Second, tariffs – mainstream economists see these as harmful distortions that result in less efficient use of resources and therefore lower standards of living. Imposing taxes on imports from our three largest trading partners, as well as on key industrial inputs like aluminum and steel, raises the cost of living and puts American firms that use imported parts and materials at a disadvantage.

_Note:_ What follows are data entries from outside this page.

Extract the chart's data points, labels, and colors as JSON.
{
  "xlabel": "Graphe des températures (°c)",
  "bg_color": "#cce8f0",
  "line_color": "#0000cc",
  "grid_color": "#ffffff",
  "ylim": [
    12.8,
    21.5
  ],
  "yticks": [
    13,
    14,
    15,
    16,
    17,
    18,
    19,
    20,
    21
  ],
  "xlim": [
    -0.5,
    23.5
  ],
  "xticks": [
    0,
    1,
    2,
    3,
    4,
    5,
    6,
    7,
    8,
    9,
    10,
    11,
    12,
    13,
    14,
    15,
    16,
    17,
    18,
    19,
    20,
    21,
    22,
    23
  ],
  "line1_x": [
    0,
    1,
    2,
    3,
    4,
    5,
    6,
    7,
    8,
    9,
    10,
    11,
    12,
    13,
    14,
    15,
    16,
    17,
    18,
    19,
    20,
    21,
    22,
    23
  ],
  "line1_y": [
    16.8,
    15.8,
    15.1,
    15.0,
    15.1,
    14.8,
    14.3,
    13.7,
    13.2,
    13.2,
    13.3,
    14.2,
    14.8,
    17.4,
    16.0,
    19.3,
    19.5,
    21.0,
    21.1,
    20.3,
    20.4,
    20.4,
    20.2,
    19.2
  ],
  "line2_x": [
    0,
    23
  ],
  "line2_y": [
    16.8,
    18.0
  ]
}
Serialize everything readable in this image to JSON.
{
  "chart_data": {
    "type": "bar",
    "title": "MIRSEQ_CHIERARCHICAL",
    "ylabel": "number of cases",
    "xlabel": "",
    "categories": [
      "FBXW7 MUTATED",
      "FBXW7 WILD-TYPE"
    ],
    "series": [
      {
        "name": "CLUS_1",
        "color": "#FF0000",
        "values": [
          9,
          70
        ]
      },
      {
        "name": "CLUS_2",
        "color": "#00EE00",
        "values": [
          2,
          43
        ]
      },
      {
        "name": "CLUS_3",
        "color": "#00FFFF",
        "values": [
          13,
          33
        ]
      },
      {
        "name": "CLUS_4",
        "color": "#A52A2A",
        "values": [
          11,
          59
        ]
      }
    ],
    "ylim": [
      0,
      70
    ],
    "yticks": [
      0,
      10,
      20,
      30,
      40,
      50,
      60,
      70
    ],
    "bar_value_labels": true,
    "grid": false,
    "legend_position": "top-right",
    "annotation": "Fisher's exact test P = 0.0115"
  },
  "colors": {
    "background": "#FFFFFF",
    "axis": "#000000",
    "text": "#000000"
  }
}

However, as a large economy with abundant natural resources, the U.S. can still be successful (if slightly poorer) with less international trade. But the constantly shifting and escalating tariff threats, punctuated by short-term “pauses,” create an incentive to postpone investment. Firms facing higher project costs have an incentive to wait and see if tariffs will be lifted. Meanwhile, businesses that might wish to expand production of domestic substitutes for imported goods will be hesitant about making investments based on tariffs which might not stay in place.

While consumption is the largest component of GDP, investment is the most volatile. The uncertainty created around trade policy as well as the federal government’s reliability as a business partner are undermining the environment for investment. A pullback in investment in industries most directly impacted will result in lower demand elsewhere in the economy, reducing employment, income and spending. That’s one reason why the word “recession,” which was hardly uttered at the beginning of 2025, is back in the conversation.